Инкорпорирование философской лексики в поэтический текст ХХ века может быть продемонстрировано на примере трех лексем: категория, понятие и идея, причем в этой триаде понятие занимает медиальное положение между более маркированным философским и общенаучным термином категория и лексемой идея, обладающей взаимопроницаемым статусом «живого» слова и философского термина.

Термин категория активно осваивается русской поэзией в 30–60-е гг., вплоть до настоящего времени. Регулярным является поэтическое осмысление лексемы категория и терминологических лексических сочетаний (обобщающая категория) при помощи метафор чувственного восприятия или конкретно-бытовой лексики: «И в шуме этих категорий // Займут по первенству куплет // Леса аджарского предгорья» (Пастернак), «приторный запах лавра и обобщающей категории» (Зингер).

Обэриуты разрабатывают собственно философское понятие категории.

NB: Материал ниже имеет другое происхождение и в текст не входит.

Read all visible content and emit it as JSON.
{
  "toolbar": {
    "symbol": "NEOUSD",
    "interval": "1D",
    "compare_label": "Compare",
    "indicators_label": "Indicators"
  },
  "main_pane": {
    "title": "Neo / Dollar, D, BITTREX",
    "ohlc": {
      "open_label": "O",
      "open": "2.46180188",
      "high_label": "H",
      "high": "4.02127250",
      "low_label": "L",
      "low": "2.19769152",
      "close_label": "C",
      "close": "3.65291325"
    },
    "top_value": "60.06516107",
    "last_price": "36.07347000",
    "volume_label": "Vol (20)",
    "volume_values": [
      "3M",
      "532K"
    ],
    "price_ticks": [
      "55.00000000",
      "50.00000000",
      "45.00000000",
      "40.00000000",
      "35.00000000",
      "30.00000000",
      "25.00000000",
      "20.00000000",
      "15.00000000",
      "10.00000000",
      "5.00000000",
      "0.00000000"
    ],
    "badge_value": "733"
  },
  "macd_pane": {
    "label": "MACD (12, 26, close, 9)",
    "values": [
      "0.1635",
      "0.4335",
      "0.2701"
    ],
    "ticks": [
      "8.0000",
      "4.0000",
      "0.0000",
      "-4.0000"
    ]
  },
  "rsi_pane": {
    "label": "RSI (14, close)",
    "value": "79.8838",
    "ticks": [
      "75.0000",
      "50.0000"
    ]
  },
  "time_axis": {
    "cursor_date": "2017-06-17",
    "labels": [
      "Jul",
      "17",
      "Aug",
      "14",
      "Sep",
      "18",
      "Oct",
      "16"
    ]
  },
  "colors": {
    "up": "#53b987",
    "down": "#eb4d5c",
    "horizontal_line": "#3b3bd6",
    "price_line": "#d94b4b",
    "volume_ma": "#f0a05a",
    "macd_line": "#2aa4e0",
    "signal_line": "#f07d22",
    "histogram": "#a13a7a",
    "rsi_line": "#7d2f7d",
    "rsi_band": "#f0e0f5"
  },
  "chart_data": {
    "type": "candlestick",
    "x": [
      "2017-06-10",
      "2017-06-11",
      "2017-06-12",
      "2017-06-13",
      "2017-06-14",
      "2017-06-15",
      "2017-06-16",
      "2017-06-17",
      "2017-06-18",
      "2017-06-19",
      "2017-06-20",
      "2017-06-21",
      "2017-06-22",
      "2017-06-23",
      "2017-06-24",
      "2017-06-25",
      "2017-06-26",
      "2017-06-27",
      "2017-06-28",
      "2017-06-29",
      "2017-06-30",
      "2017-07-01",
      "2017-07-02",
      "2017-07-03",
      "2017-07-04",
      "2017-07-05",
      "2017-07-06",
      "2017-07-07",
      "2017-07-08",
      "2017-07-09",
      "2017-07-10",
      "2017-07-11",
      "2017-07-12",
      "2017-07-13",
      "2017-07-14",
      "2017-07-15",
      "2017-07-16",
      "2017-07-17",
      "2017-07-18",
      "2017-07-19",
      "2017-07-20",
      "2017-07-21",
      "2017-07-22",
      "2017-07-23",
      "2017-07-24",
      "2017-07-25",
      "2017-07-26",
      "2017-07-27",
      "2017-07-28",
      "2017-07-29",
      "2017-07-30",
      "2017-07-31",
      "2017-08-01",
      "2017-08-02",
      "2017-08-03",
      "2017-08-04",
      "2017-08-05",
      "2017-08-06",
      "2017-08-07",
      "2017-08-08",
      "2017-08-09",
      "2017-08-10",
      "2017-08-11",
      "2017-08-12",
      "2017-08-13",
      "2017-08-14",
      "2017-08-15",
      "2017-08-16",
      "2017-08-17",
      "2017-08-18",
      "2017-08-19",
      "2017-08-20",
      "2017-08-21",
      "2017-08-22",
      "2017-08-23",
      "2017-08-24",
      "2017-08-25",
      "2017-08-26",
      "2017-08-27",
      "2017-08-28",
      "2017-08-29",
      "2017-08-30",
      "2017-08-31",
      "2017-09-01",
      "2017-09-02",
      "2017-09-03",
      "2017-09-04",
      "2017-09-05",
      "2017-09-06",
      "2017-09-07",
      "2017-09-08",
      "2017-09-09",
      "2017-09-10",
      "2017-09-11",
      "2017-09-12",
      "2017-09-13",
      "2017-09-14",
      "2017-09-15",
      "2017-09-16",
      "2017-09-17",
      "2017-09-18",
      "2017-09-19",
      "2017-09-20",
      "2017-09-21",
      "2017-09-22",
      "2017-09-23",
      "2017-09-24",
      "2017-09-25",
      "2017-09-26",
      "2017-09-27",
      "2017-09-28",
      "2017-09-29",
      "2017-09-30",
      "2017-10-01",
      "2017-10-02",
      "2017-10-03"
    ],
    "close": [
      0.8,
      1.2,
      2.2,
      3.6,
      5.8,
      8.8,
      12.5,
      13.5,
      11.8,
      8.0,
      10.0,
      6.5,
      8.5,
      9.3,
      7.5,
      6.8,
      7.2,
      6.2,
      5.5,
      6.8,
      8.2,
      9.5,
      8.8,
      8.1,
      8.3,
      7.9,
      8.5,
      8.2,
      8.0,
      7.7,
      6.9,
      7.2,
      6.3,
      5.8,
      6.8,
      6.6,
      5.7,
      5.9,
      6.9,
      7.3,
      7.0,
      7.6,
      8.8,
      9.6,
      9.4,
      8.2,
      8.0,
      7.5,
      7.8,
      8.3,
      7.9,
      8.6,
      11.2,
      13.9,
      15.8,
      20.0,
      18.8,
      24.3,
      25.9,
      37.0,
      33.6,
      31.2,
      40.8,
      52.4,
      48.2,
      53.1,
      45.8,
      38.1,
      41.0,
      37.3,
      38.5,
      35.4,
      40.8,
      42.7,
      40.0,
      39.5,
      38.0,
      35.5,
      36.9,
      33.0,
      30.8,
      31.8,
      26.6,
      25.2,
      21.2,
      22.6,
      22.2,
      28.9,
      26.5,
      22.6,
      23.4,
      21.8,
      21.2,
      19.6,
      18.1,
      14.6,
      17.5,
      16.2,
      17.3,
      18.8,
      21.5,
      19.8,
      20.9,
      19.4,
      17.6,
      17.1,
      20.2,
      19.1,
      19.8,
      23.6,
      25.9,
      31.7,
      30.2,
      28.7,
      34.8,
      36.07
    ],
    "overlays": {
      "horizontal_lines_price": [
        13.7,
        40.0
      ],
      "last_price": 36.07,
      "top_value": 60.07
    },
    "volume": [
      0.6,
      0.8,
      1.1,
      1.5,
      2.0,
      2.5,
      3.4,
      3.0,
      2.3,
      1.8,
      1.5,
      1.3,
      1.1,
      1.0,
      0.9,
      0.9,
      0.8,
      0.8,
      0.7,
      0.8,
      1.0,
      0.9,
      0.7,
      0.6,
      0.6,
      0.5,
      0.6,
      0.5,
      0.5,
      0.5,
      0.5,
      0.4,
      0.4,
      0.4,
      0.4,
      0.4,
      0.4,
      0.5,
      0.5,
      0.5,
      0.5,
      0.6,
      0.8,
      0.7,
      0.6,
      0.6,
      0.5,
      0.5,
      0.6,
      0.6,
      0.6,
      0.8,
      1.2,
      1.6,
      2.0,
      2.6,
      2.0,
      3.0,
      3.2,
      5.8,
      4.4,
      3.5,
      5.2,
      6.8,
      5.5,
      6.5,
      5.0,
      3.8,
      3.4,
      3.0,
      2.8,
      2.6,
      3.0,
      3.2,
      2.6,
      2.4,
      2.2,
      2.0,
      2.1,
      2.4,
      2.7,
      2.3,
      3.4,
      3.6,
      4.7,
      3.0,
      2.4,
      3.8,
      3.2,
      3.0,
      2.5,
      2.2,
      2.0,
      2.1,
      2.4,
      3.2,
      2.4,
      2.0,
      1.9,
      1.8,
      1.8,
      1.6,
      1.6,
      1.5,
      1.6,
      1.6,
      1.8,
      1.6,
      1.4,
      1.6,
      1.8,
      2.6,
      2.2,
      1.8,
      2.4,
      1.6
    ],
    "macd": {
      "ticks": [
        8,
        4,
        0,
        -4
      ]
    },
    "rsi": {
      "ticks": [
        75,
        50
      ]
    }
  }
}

Так высказывание Хармса

всегда наивысшая чистота категорий

пребывает в полном неведении окружающего.

И это, признаться, мне страшно нравится

продолжает тему Гегеля, воспринятую и русским философским текстом: «Чистая категория отсылает к видам, которые переходят в негативную категорию или в единичность» [Гегель 2006, 128], «Вещь, взятая как чистая категория, есть не что иное, как схема» [Эрн 1991, 291]. Введенский, в свою очередь, сопрягая лексему категория с парадоксальной метафорой рыбы, развивает одну из своих основных философских тем – способность абстрактного понятия превращаться в конкретный предмет и наоборот. Из термина категория, таким образом, изымается генерализующая семантика: «на документах слово горе // гляди написано везде // и вижу сотни категорий // как рыбы плавают в воде» (Введенский).

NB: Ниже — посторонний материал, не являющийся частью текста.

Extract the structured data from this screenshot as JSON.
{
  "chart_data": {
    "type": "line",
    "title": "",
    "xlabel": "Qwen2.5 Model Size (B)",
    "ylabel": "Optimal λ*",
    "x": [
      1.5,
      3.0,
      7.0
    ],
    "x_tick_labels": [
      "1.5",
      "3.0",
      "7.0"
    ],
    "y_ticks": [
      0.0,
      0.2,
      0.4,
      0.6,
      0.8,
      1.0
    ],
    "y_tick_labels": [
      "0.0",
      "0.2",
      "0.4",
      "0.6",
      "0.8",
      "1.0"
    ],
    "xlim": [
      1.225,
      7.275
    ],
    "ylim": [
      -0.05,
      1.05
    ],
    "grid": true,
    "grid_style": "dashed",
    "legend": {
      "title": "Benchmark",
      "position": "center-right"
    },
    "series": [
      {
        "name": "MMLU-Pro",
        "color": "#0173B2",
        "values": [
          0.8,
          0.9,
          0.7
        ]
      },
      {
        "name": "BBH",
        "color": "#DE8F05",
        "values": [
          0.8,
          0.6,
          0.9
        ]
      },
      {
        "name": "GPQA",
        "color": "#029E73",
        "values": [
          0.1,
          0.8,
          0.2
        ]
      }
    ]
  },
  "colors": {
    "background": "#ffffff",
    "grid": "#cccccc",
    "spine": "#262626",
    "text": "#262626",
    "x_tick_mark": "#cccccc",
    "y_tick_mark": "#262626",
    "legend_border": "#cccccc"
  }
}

Авангардная поэзия 60-х считает возможным употреблять слово категория в собственно-философском терминологическом значении, но часто не в самом тексте стихотворения, а в специфическом комментарии к тексту, являющимся, тем не менее, неотъемлемой частью текста. У Айги встречаются два структурно идентичных случая подобного использования термина категория: «Есмость – категория “есть”» – к стихотворению «И: об уходящем» («и е с м о с т ь хлеба (да им пережито // будет и место!..) и рядом – н е м н о г о с т ь…»), «Чтотость – категория “что”» к стихотворению «И: та же контора-мир».

Лексема понятие появляется как неспецифический философский термин уже в поэзии начала XX века у Блока:

В ночь умозрительных понятий,

Матерьялистских малых дел


108


Бессильных жалоб и проклятий

Бескровных душ и слабых тел!;

Хлебникова «Глыбы ума, понятий клади, // И весь умерших дум обоз»; далее, у Введенского: «Кто ты родственник небес, // Снег, бутылка или бес. // Ты число или понятие». Все эти контексты недвусмысленно свидетельствуют о том, что лексема понятие мыслится поэтами именно как философское понятие. Из поэтов конца XX века слово понятие наиболее характерно для поэзии Айги (не менее 30 контекстов), например: «“всё” – как понятие? – есть – как обертка! . . // – чтобы шуршать и коверкаться…».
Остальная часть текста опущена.